Unwanted critters, including disease-carrying bugs and human-biting sharks that once stayed in the tropics are finding homes farther north.
 
The climate change warnings have become the climate change reality, and still the federal government, led by an impotent Congress and a president who doesn't believe science, does virtually nothing. And in many cases, far worse than nothing. 
 
We know fossil fuels create greenhouse gases, and that's changing the global climate. That isn't a theory perpetrated by the Chinese; it's science-driven fact. We know it's going to get worse — in some places, intolerably worse — if we don't make changes.
 
So what have the feds done? They've gone all in on fossil fuels.
 
Presidential executive orders have weakened emission standards for coal-burning power plants, reduced restrictions on where and how mines can dump their waste material, reduced some safety standards, and attempted to permit coal mining on public lands. No matter how it's measured, coal is still the dirtiest fossil fuel.   
 
We've ramped up both oil and natural gas production and even tried to allow oil exploration in the Great Lakes. We're now the world's largest oil producer, though it's debatable if that's deserving of much boasting.
 
We withdrew from the Paris Climate Agreements signed by more than 100 other countries. The Agreements would have required us to at least make the effort to reduce our carbon footprint along with most of the rest of the world, but President Trump said it was a “terrible” agreement. 
 
Additional executive orders have removed a whopping 13.5 million acres of federal land from national monument status and protection, thereby opening the door to more drilling and mining. 
 
Last year we produced nearly two percent more carbon dioxide than the year before, and this year is likely to be worse.
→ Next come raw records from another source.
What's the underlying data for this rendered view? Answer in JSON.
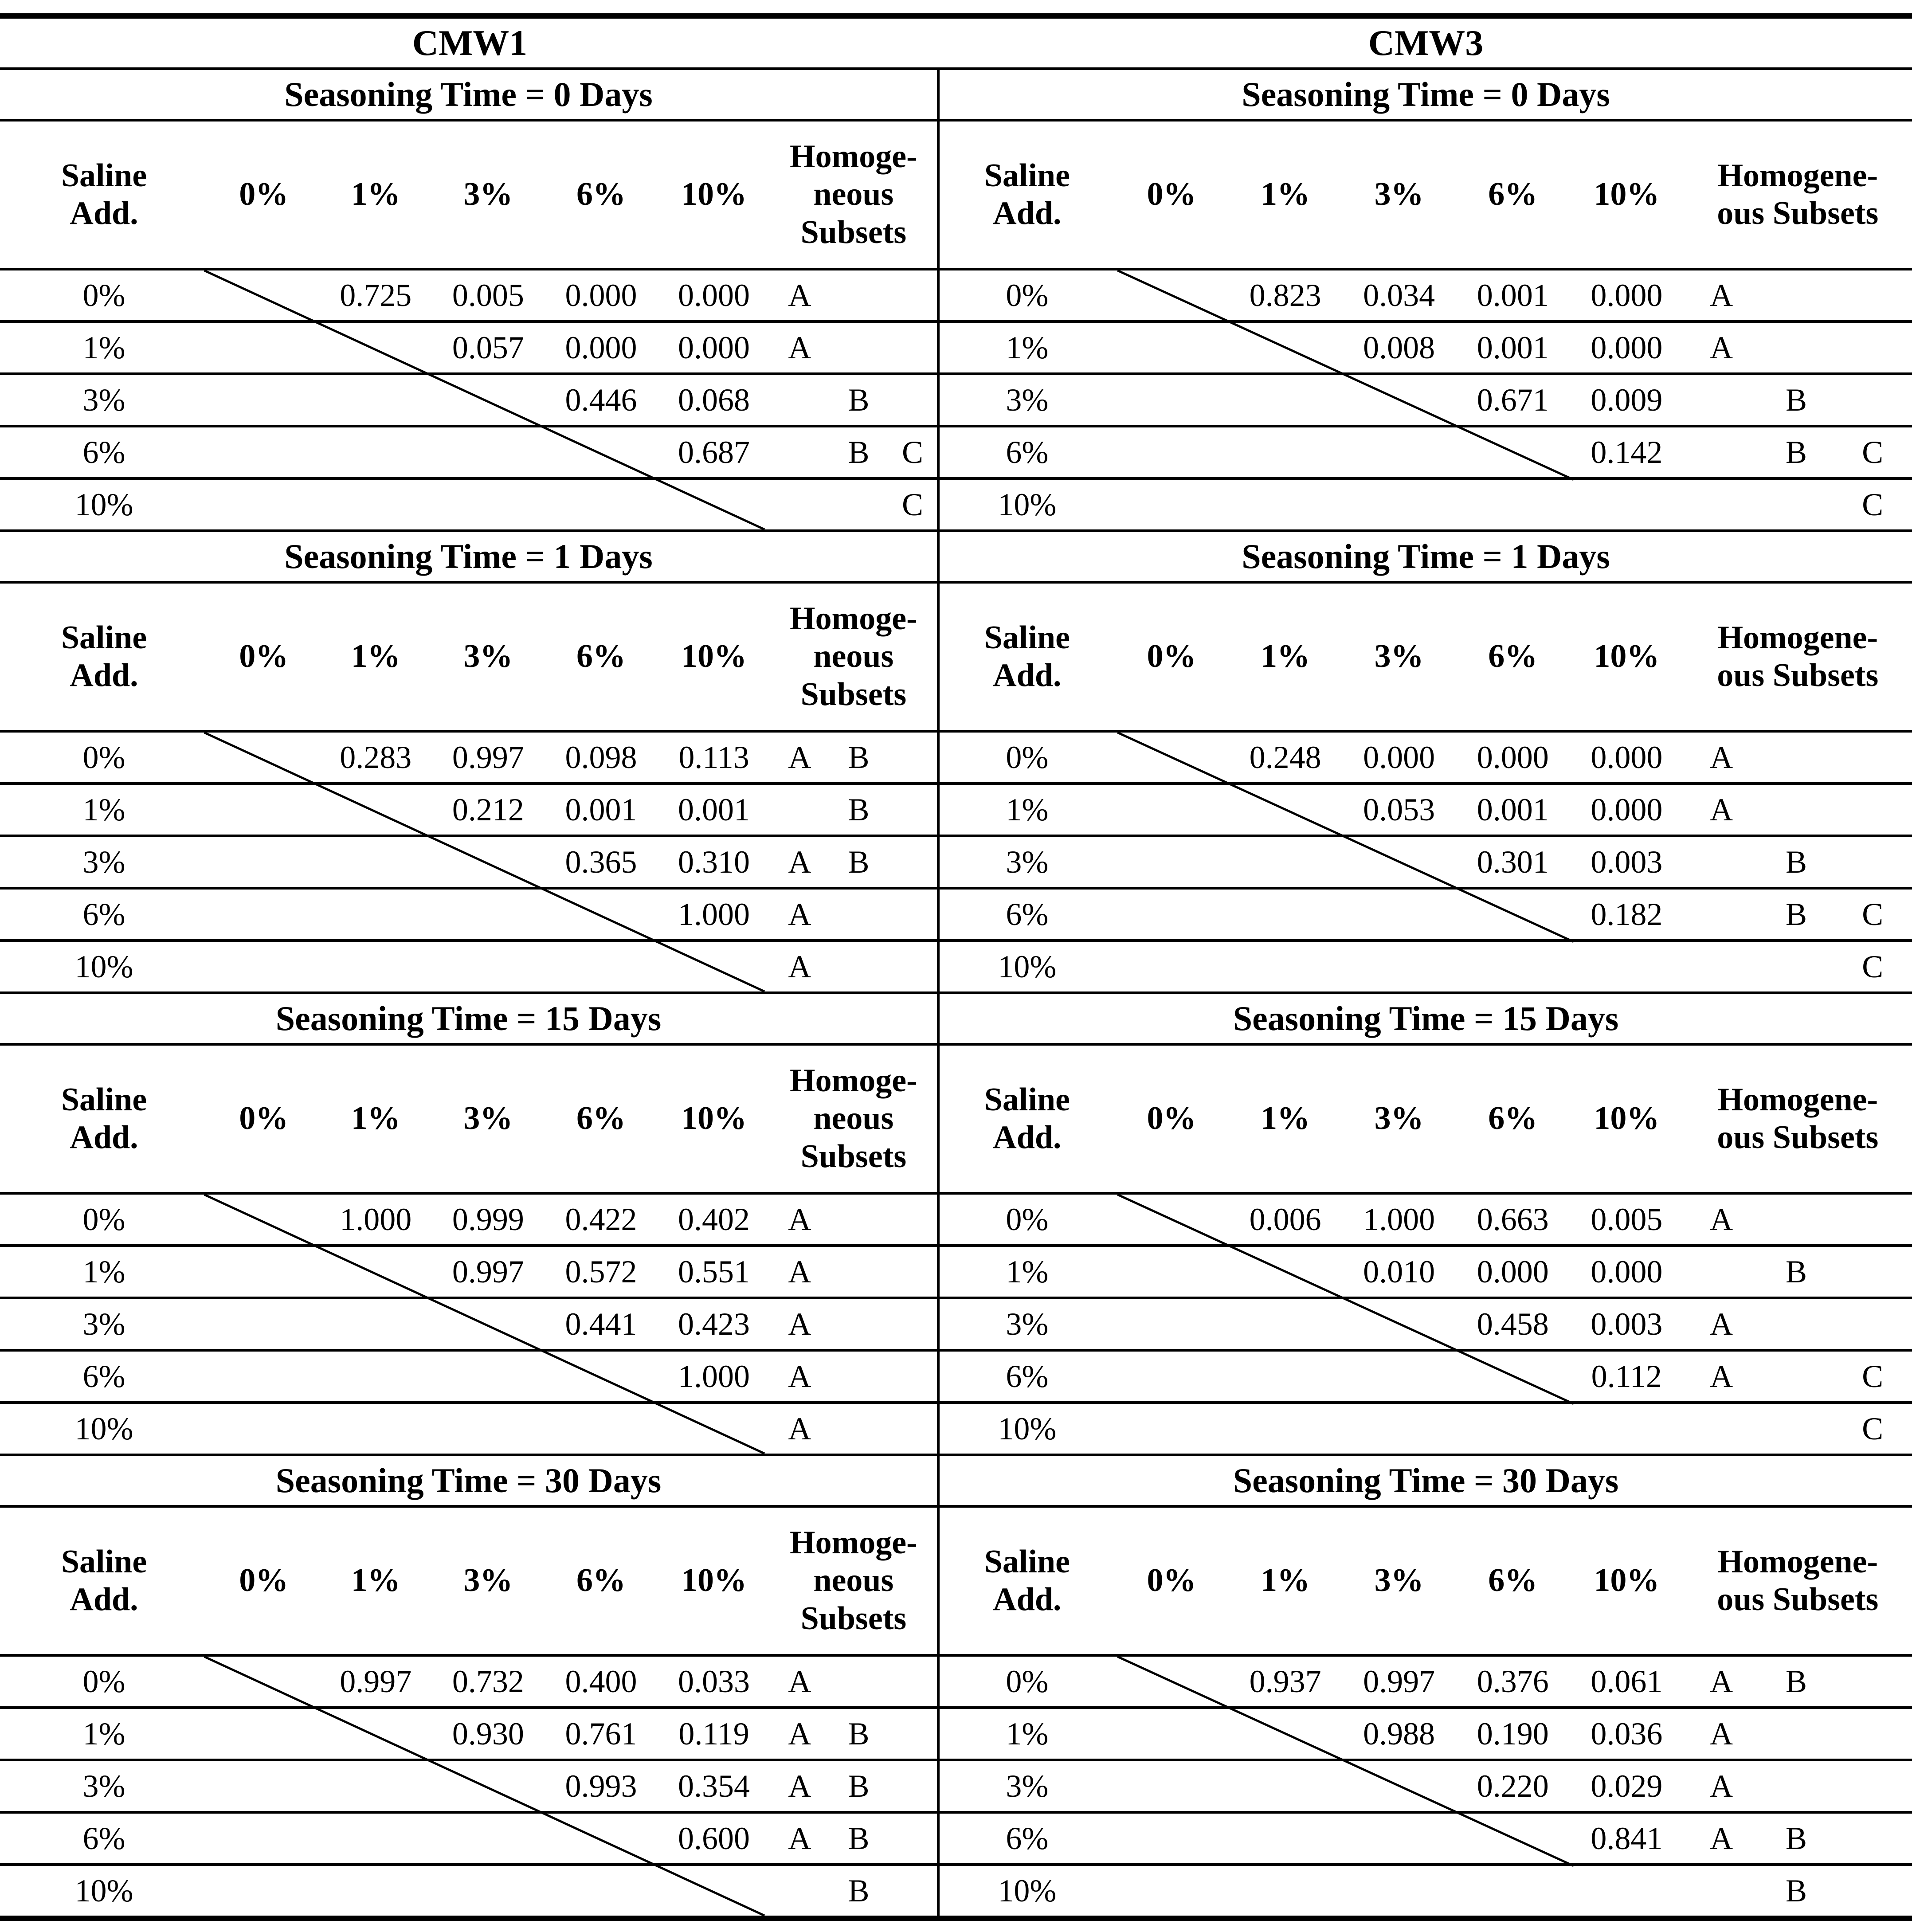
{
  "table": {
    "panels": [
      {
        "title": "CMW1",
        "header": {
          "saline_lines": [
            "Saline",
            "Add."
          ],
          "percent_cols": [
            "0%",
            "1%",
            "3%",
            "6%",
            "10%"
          ],
          "subsets_lines": [
            "Homoge-",
            "neous",
            "Subsets"
          ]
        },
        "sections": [
          {
            "title": "Seasoning Time = 0 Days",
            "rows": [
              {
                "label": "0%",
                "values": [
                  "",
                  "0.725",
                  "0.005",
                  "0.000",
                  "0.000"
                ],
                "subsets": [
                  "A",
                  "",
                  ""
                ]
              },
              {
                "label": "1%",
                "values": [
                  "",
                  "",
                  "0.057",
                  "0.000",
                  "0.000"
                ],
                "subsets": [
                  "A",
                  "",
                  ""
                ]
              },
              {
                "label": "3%",
                "values": [
                  "",
                  "",
                  "",
                  "0.446",
                  "0.068"
                ],
                "subsets": [
                  "",
                  "B",
                  ""
                ]
              },
              {
                "label": "6%",
                "values": [
                  "",
                  "",
                  "",
                  "",
                  "0.687"
                ],
                "subsets": [
                  "",
                  "B",
                  "C"
                ]
              },
              {
                "label": "10%",
                "values": [
                  "",
                  "",
                  "",
                  "",
                  ""
                ],
                "subsets": [
                  "",
                  "",
                  "C"
                ]
              }
            ]
          },
          {
            "title": "Seasoning Time = 1 Days",
            "rows": [
              {
                "label": "0%",
                "values": [
                  "",
                  "0.283",
                  "0.997",
                  "0.098",
                  "0.113"
                ],
                "subsets": [
                  "A",
                  "B",
                  ""
                ]
              },
              {
                "label": "1%",
                "values": [
                  "",
                  "",
                  "0.212",
                  "0.001",
                  "0.001"
                ],
                "subsets": [
                  "",
                  "B",
                  ""
                ]
              },
              {
                "label": "3%",
                "values": [
                  "",
                  "",
                  "",
                  "0.365",
                  "0.310"
                ],
                "subsets": [
                  "A",
                  "B",
                  ""
                ]
              },
              {
                "label": "6%",
                "values": [
                  "",
                  "",
                  "",
                  "",
                  "1.000"
                ],
                "subsets": [
                  "A",
                  "",
                  ""
                ]
              },
              {
                "label": "10%",
                "values": [
                  "",
                  "",
                  "",
                  "",
                  ""
                ],
                "subsets": [
                  "A",
                  "",
                  ""
                ]
              }
            ]
          },
          {
            "title": "Seasoning Time = 15 Days",
            "rows": [
              {
                "label": "0%",
                "values": [
                  "",
                  "1.000",
                  "0.999",
                  "0.422",
                  "0.402"
                ],
                "subsets": [
                  "A",
                  "",
                  ""
                ]
              },
              {
                "label": "1%",
                "values": [
                  "",
                  "",
                  "0.997",
                  "0.572",
                  "0.551"
                ],
                "subsets": [
                  "A",
                  "",
                  ""
                ]
              },
              {
                "label": "3%",
                "values": [
                  "",
                  "",
                  "",
                  "0.441",
                  "0.423"
                ],
                "subsets": [
                  "A",
                  "",
                  ""
                ]
              },
              {
                "label": "6%",
                "values": [
                  "",
                  "",
                  "",
                  "",
                  "1.000"
                ],
                "subsets": [
                  "A",
                  "",
                  ""
                ]
              },
              {
                "label": "10%",
                "values": [
                  "",
                  "",
                  "",
                  "",
                  ""
                ],
                "subsets": [
                  "A",
                  "",
                  ""
                ]
              }
            ]
          },
          {
            "title": "Seasoning Time = 30 Days",
            "rows": [
              {
                "label": "0%",
                "values": [
                  "",
                  "0.997",
                  "0.732",
                  "0.400",
                  "0.033"
                ],
                "subsets": [
                  "A",
                  "",
                  ""
                ]
              },
              {
                "label": "1%",
                "values": [
                  "",
                  "",
                  "0.930",
                  "0.761",
                  "0.119"
                ],
                "subsets": [
                  "A",
                  "B",
                  ""
                ]
              },
              {
                "label": "3%",
                "values": [
                  "",
                  "",
                  "",
                  "0.993",
                  "0.354"
                ],
                "subsets": [
                  "A",
                  "B",
                  ""
                ]
              },
              {
                "label": "6%",
                "values": [
                  "",
                  "",
                  "",
                  "",
                  "0.600"
                ],
                "subsets": [
                  "A",
                  "B",
                  ""
                ]
              },
              {
                "label": "10%",
                "values": [
                  "",
                  "",
                  "",
                  "",
                  ""
                ],
                "subsets": [
                  "",
                  "B",
                  ""
                ]
              }
            ]
          }
        ]
      },
      {
        "title": "CMW3",
        "header": {
          "saline_lines": [
            "Saline",
            "Add."
          ],
          "percent_cols": [
            "0%",
            "1%",
            "3%",
            "6%",
            "10%"
          ],
          "subsets_lines": [
            "Homogene-",
            "ous Subsets"
          ]
        },
        "sections": [
          {
            "title": "Seasoning Time = 0 Days",
            "rows": [
              {
                "label": "0%",
                "values": [
                  "",
                  "0.823",
                  "0.034",
                  "0.001",
                  "0.000"
                ],
                "subsets": [
                  "A",
                  "",
                  ""
                ]
              },
              {
                "label": "1%",
                "values": [
                  "",
                  "",
                  "0.008",
                  "0.001",
                  "0.000"
                ],
                "subsets": [
                  "A",
                  "",
                  ""
                ]
              },
              {
                "label": "3%",
                "values": [
                  "",
                  "",
                  "",
                  "0.671",
                  "0.009"
                ],
                "subsets": [
                  "",
                  "B",
                  ""
                ]
              },
              {
                "label": "6%",
                "values": [
                  "",
                  "",
                  "",
                  "",
                  "0.142"
                ],
                "subsets": [
                  "",
                  "B",
                  "C"
                ]
              },
              {
                "label": "10%",
                "values": [
                  "",
                  "",
                  "",
                  "",
                  ""
                ],
                "subsets": [
                  "",
                  "",
                  "C"
                ]
              }
            ]
          },
          {
            "title": "Seasoning Time = 1 Days",
            "rows": [
              {
                "label": "0%",
                "values": [
                  "",
                  "0.248",
                  "0.000",
                  "0.000",
                  "0.000"
                ],
                "subsets": [
                  "A",
                  "",
                  ""
                ]
              },
              {
                "label": "1%",
                "values": [
                  "",
                  "",
                  "0.053",
                  "0.001",
                  "0.000"
                ],
                "subsets": [
                  "A",
                  "",
                  ""
                ]
              },
              {
                "label": "3%",
                "values": [
                  "",
                  "",
                  "",
                  "0.301",
                  "0.003"
                ],
                "subsets": [
                  "",
                  "B",
                  ""
                ]
              },
              {
                "label": "6%",
                "values": [
                  "",
                  "",
                  "",
                  "",
                  "0.182"
                ],
                "subsets": [
                  "",
                  "B",
                  "C"
                ]
              },
              {
                "label": "10%",
                "values": [
                  "",
                  "",
                  "",
                  "",
                  ""
                ],
                "subsets": [
                  "",
                  "",
                  "C"
                ]
              }
            ]
          },
          {
            "title": "Seasoning Time = 15 Days",
            "rows": [
              {
                "label": "0%",
                "values": [
                  "",
                  "0.006",
                  "1.000",
                  "0.663",
                  "0.005"
                ],
                "subsets": [
                  "A",
                  "",
                  ""
                ]
              },
              {
                "label": "1%",
                "values": [
                  "",
                  "",
                  "0.010",
                  "0.000",
                  "0.000"
                ],
                "subsets": [
                  "",
                  "B",
                  ""
                ]
              },
              {
                "label": "3%",
                "values": [
                  "",
                  "",
                  "",
                  "0.458",
                  "0.003"
                ],
                "subsets": [
                  "A",
                  "",
                  ""
                ]
              },
              {
                "label": "6%",
                "values": [
                  "",
                  "",
                  "",
                  "",
                  "0.112"
                ],
                "subsets": [
                  "A",
                  "",
                  "C"
                ]
              },
              {
                "label": "10%",
                "values": [
                  "",
                  "",
                  "",
                  "",
                  ""
                ],
                "subsets": [
                  "",
                  "",
                  "C"
                ]
              }
            ]
          },
          {
            "title": "Seasoning Time = 30 Days",
            "rows": [
              {
                "label": "0%",
                "values": [
                  "",
                  "0.937",
                  "0.997",
                  "0.376",
                  "0.061"
                ],
                "subsets": [
                  "A",
                  "B",
                  ""
                ]
              },
              {
                "label": "1%",
                "values": [
                  "",
                  "",
                  "0.988",
                  "0.190",
                  "0.036"
                ],
                "subsets": [
                  "A",
                  "",
                  ""
                ]
              },
              {
                "label": "3%",
                "values": [
                  "",
                  "",
                  "",
                  "0.220",
                  "0.029"
                ],
                "subsets": [
                  "A",
                  "",
                  ""
                ]
              },
              {
                "label": "6%",
                "values": [
                  "",
                  "",
                  "",
                  "",
                  "0.841"
                ],
                "subsets": [
                  "A",
                  "B",
                  ""
                ]
              },
              {
                "label": "10%",
                "values": [
                  "",
                  "",
                  "",
                  "",
                  ""
                ],
                "subsets": [
                  "",
                  "B",
                  ""
                ]
              }
            ]
          }
        ]
      }
    ]
  }
}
New Orleans, Venice, London, and New York are all considering multi-billion dollar gates to try and protect themselves from rising sea levels — as if we can keep out the ocean.
 
The changing climate is not a myth, and it's not going to abate absent changes by the humans causing it. Many cities and some states are making good faith efforts to contribute to a solution.
 
But the current regime in Washington, oblivious to science, pretends to solve the problem by expanding its cause. The consequences only worsen as the time to change course grows ever shorter. The federal government turns its back as the waters and temperatures rise.
 
History will record it as a shameful abdication of our responsibility to the planet and each other.